Selective neuroprotective effects with insulin-like growth factor-1 in phenotypic striatal neurons following ischemic brain injury in fetal sheep

Abstract

Severe perinatal asphyxia can lead to injury and dysfunction of the basal ganglia. Post insult administration of insulin-like growth factor-1 is neuroprotective, particularly in the striatum. Insulin-like growth factor-1 is also known to be a neuromodulator of several types of striatal neurons. The striatum comprises various phenotypic neurons with a complex neurochemical anatomy and physiology. In the present study, we examined the specificity of neuronal rescue with insulin-like growth factor-1 on different striatal neurons. Bilateral brain injury was induced in near term fetal sheep by 30 min of reversible carotid artery occlusion. A single dose of 3 μg of insulin-like growth factor-1 was infused over 1 h into the lateral ventricle 90 min following ischemia. The histological and immunohistochemical outcome were examined after 4 days recovery using paraffin tissue preparations.
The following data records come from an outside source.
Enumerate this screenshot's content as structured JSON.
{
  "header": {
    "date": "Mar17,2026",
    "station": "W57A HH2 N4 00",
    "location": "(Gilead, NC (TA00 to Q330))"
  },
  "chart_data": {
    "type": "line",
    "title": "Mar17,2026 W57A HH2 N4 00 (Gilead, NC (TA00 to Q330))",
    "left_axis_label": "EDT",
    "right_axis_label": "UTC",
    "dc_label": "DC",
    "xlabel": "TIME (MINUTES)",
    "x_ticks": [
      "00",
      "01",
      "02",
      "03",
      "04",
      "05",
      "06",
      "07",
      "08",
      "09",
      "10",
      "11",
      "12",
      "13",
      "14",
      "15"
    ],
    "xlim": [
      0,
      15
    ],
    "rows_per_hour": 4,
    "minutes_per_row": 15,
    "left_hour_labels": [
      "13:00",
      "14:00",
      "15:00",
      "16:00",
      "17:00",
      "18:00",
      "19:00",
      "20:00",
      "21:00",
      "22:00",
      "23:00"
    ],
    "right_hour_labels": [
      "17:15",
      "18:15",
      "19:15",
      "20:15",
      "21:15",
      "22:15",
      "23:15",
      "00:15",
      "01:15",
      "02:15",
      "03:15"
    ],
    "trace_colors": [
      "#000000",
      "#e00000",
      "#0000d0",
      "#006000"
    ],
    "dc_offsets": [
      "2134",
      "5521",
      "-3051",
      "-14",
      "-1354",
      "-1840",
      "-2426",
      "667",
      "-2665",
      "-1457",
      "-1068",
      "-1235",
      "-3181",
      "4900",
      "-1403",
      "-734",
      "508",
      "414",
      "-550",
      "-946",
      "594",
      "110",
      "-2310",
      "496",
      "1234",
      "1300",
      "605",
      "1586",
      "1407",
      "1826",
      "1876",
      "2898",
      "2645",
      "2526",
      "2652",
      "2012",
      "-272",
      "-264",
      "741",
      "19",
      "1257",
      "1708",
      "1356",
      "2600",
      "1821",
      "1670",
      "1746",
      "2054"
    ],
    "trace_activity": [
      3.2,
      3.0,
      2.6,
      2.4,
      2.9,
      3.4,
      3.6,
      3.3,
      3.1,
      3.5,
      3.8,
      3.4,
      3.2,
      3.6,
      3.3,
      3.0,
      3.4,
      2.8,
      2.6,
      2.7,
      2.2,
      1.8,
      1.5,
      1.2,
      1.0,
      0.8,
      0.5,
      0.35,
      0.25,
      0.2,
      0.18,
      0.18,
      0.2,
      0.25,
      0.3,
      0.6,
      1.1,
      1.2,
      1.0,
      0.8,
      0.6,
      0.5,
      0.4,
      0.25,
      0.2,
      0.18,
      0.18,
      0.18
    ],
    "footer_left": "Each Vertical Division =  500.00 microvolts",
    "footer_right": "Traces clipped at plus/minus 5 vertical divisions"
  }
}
Insulin-like growth factor-1 treatment ( n=11) significantly reduced the percentage of neuronal loss in the striatum compared with the vehicle treated group ( n=10, 28.3±5.1% vs 55.5±17.3%, P<0.005). Immunohistochemical studies showed that ischemia resulted in a significant loss of calbindin-28kd, choline acetyltransferase, parvalbumin, glutamate acid decarboxylase, neuronal nitric oxide synthase and neuropeptide Y immunopositive neurons, compared with sham controls. Insulin-like growth factor-1 markedly prevented the loss of calbindin-28kd ( n=7, P<0.05), choline acetyltransferase ( n=7, P<0.05), neuropeptide Y ( n=7, P<0.05), neuronal nitric oxide synthase ( n=8, P<0.05) and glutamate acid decarboxylase ( n=9, P<0.05) immunopositive neurons, but failed to protect parvalbumin ( n=6) immunopositive neurons. The present study indicates that the therapeutic effect of insulin-like growth factor-1 in the basal ganglia is selectively associated with cholinergic and some phenotypic GABAergic neurons. These data suggest a potential role for insulin-like growth factor-1 in preventing cerebral palsy due to perinatal asphyxia.